Emissions aside (a possibility, I guess), the benefits of rail are (1) scalability and (2) intermediate stops. Canada does not experience (1) even on the Quebec-Windsor Canada; today, Air Canada, WestJet, and Porter provide way more capacity for Montreal-Toronto than VIA Rail does. VIA’s High Frequency Rail could get there, and it’s easier to add a bunch of cars than to buy more planes. For (2), New Zealand in particular had many towns on the Main Trunk Line in the North Island and similarly on the South Island between Christchurch and Dunedin. With good connections those towns could be more viable (I worry about sprawl; though maybe they still have enough infrastructure to not become bedroom communities).

Some of the remaining working rail of NZ: Hamilton (served by the Northern Explorer and Te Huia); engine at Wellington Station; MetLink commuter rail; Waterloo NZ (with better service than Waterloo ON).

It’s all about me

At the risk of engaging in elite projection: what trips would I personally do by rail and what trips by plane? I mean, sure, I can’t take the train to Christchurch (the Cook Strait is in the way), but I could certainly have taken it to Napier and New Plymouth—two of the places I went to in 2022, and both of which have been possible in the past, and proposed in Brett’s last chapter. Otaki Forks is just barely out of reach; I’d take the train to there and go tramping. The remaining regions of New Zealand that I haven’t visited—Taupo, the East Coast, and the Catlins—all could be served by trains, and I would at least take the train to Taupo and to Gisborne on the East Coast. From Wellington, I’d also go to the Taranaki region and National Park more (they have mountains!). Maybe Rotorua and Tauranga. I just don’t go to Auckland much and a train probably wouldn’t change that, and north of Auckland is really getting far from Wellington.

More tourist rail: Dunedin Railways; Christchurch tram.

The rest of NZ

What about the populace and potential governments?

I browsed through some of the other submissions on the Parliamentary committee on inter-regional passenger rail (my submission). Consistent with Brett’s reporting in the book, there is broad support for rail among the populace, including for instance mountain clubs which would like another way of getting out there (it can be done in Switzerland!).

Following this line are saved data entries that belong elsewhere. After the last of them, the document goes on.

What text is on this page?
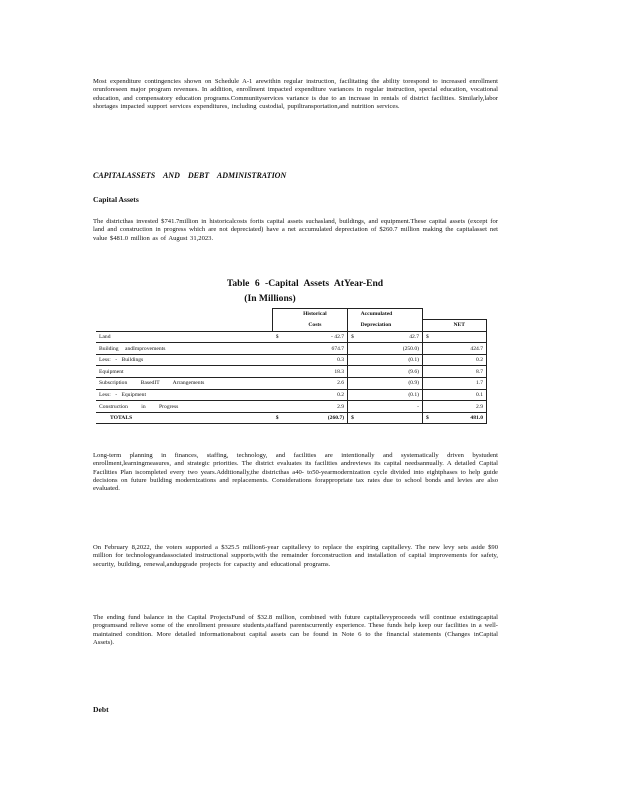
Most expenditure contingencies shown on Schedule A-1 arewithin regular instruction, facilitating the ability torespond to increased enrollment orunforeseen major program revenues. In addition, enrollment impacted expenditure variances in regular instruction, special education, vocational education, and compensatory education programs.Communityservices variance is due to an increase in rentals of district facilities. Similarly,labor shortages impacted support services expenditures, including custodial, pupiltransportation,and nutrition services.

CAPITALASSETS AND DEBT ADMINISTRATION

Capital Assets

The districthas invested $741.7million in historicalcosts forits capital assets suchasland, buildings, and equipment.These capital assets (except for land and construction in progress which are not depreciated) have a net accumulated depreciation of $260.7 million making the capitalasset net value $481.0 million as of August 31,2023.

Table 6 -Capital Assets AtYear-End

(In Millions)

		Historical		Accumulated		
		Costs		Depreciation		NET
Land	$	- 42.7	$	42.7	$	
Building andImprovements		674.7		(250.0)		424.7
Less: - Buildings		0.3		(0.1)		0.2
Equipment		18.3		(9.6)		8.7
Subscription BasedIT Arrangements		2.6		(0.9)		1.7
Less: - Equipment		0.2		(0.1)		0.1
Construction in Progress		2.9		-		2.9
TOTALS	$	(260.7)	$		$	481.0

Long-term planning in finances, staffing, technology, and facilities are intentionally and systematically driven bystudent enrollment,learningmeasures, and strategic priorities. The district evaluates its facilities andreviews its capital needsannually. A detailed Capital Facilities Plan iscompleted every two years.Additionally,the districthas a40- to50-yearmodernization cycle divided into eightphases to help guide decisions on future building modernizations and replacements. Considerations forappropriate tax rates due to school bonds and levies are also evaluated.

On February 8,2022, the voters supported a $325.5 million6-year capitallevy to replace the expiring capitallevy. The new levy sets aside $90 million for technologyandassociated instructional supports,with the remainder forconstruction and installation of capital improvements for safety, security, building, renewal,andupgrade projects for capacity and educational programs.

The ending fund balance in the Capital ProjectsFund of $32.8 million, combined with future capitallevyproceeds will continue existingcapital programsand relieve some of the enrollment pressure students,staffand parentscurrently experience. These funds help keep our facilities in a well-maintained condition. More detailed informationabout capital assets can be found in Note 6 to the financial statements (Changes inCapital Assets).

Debt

Brett mentions many New Zealanders returning from overseas—places with transit—and being told that this couldn’t work in New Zealand. He ably rebuts the arguments, in particular with a comparison to Norway (yes!). My question is how this happens: so many New Zealanders travel abroad, yet somehow the received wisdom swats them down when they get back to New Zealand. Like, I could believe it in the United States, but there are 1 million overseas New Zealanders. (The same argument applies to panic about inflation in New Zealand in 2022, which is indeed less than inflation in most other OECD countries, and yet).

Not NZ: Inter-regional rail in Canada (VIA Rail); ION light rail in Waterloo Region; Australian suburban rail in Brisbane.

Labour has done more than they get credit for but less than I’d like. There is an election coming up, and if National wins, I’m not optimistic about better rail; early in my stay in Wellington I noticed a prominent National MP running a petition in favour of a second Mount Victoria road tunnel (the bus doesn’t count? do you know about induced demand?).


André Brett’s work of scholarship, along with Sam van der Weerden’s maps, teach us about the past of the New Zealand passenger rail network, in great detail. Brett’s goal was also to investigate societal and institutional forces as well as the decisions that men made in overseeing the development and dismantling of New Zealand passenger rail. This is a history book, not a technology book, though it explains technical details as needed.

As a result of reading the book, I have a better understanding of how we got here from there. Perhaps most people wouldn’t read every word of the book and would prefer an executive summary, but, as an academic, I appreciate seeing the details.

Also by me on this topic

Aside: regional English

“To grow custom” seems to have been written that way on purpose, but I don’t recognize it as Canadian or American English. NZ English is different! I guess it means “to grow the customer base”. I wonder which other Englishes it works in.